Near real-time characterization of unknown missiles in flight using computational intelligence

This paper focuses on the rapid characterization and identification of missiles of both known and unknown types early in their trajectories. Many physical relationships in the field of aerospace and aeronautics can be used to create computational models to calculate characteristics of an aerodynamic system. In such cases, the models created are generally more computationally intensive for problems of higher complexity. For example, computational fluid dynamics (CFD) yields high-fidelity solutions at the expense of long computation times. In a missile defense scenario where seconds are critical, computations must be performed much more rapidly than CFD while maintaining a high level of accuracy. In the event that an adversarial missile system of an unknown type is launched, there is an even greater need for rapid characterization. Computational intelligence methods provide a means to determine the underlying relationships between sets of data that may not be obvious to a human observer, such as between missile kinematic data and missile geometric data. Once the computational cost of training the algorithms has been invested, the calculation time per new solution is reduced to the order of milliseconds, enabling near real-time applications. In this study, we adapted a mature artificial neural network ensemble (ANNE) methodology originally developed for pharmaceutical research to accurately predict the diameter of missiles based on critical points of their ballistic trajectories, such as the state of the missile at motor burnout.

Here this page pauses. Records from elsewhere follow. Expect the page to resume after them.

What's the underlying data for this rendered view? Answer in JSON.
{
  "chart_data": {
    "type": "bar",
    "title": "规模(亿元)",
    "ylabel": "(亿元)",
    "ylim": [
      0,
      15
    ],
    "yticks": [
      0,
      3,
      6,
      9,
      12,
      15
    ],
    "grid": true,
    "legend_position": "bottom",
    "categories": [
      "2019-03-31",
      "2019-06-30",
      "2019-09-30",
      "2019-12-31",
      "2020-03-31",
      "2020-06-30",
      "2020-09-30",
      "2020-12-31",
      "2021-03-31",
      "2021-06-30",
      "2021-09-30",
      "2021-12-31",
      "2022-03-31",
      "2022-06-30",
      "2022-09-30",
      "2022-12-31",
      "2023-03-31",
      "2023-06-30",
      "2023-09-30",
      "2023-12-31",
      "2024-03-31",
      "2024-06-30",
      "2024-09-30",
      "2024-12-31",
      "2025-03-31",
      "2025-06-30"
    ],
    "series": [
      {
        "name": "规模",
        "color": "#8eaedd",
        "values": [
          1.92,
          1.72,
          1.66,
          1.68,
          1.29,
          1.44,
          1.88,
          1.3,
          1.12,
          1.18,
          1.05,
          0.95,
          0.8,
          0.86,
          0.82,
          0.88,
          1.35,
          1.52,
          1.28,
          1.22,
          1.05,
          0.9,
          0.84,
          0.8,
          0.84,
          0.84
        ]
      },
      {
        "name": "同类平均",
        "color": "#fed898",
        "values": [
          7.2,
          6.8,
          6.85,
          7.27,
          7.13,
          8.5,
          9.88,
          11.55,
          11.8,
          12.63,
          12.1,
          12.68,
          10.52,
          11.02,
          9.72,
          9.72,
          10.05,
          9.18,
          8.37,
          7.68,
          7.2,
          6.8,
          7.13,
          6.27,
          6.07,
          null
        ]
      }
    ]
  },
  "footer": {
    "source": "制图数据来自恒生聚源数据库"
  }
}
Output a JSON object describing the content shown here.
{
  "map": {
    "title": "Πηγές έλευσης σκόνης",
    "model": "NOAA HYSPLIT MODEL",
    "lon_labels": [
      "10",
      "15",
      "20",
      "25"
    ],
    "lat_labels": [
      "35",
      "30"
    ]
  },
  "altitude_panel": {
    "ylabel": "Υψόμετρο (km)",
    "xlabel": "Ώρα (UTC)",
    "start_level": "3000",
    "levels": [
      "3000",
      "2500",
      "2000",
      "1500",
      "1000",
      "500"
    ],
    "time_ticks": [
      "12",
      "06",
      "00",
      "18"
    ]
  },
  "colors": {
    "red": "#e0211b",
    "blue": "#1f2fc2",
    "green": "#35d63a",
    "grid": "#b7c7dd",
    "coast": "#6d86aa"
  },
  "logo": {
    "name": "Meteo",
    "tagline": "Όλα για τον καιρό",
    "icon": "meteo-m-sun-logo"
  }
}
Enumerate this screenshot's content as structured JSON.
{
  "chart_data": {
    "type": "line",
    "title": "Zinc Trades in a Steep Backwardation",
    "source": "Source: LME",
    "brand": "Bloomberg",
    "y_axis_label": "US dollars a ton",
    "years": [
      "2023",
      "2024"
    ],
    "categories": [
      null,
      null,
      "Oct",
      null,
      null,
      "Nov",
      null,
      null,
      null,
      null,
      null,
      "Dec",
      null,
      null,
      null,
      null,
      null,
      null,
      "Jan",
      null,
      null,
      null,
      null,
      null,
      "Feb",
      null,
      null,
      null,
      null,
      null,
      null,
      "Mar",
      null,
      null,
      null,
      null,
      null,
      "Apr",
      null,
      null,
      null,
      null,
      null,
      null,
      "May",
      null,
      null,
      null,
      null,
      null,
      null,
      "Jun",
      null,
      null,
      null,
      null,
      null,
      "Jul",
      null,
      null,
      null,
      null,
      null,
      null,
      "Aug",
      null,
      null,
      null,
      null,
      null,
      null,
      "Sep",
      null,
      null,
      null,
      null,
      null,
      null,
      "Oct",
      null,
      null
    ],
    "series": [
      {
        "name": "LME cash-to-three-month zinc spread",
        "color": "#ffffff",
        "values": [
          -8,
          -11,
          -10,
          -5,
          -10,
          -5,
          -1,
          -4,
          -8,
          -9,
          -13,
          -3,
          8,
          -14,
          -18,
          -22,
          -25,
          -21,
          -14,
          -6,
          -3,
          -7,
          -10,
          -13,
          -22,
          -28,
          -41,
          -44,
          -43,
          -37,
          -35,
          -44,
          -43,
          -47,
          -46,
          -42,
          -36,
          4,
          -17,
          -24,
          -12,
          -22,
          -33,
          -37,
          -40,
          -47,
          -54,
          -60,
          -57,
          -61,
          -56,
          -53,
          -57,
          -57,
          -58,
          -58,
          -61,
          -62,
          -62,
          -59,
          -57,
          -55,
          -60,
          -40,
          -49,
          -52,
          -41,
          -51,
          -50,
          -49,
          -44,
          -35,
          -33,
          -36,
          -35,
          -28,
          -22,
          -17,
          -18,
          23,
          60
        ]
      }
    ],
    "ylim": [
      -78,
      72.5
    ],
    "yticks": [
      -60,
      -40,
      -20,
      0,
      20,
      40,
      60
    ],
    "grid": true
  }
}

The results indicate that it is feasible to determine geometric parameters, such as missile diameter, based on sparse telemetry data while a missile is still in flight. We expect that additional independent models can be trained for fineness ratio and other geometric measures. We also expect that the difficulties that early boost termination and other forms of “sandbagging” present for diameter prediction can be overcome. With- further enhancement, this methodology could serve as an additional input to current missile defense algorithms, and is particularly well-suited as a supplementary process for characterizing previously unknown missiles.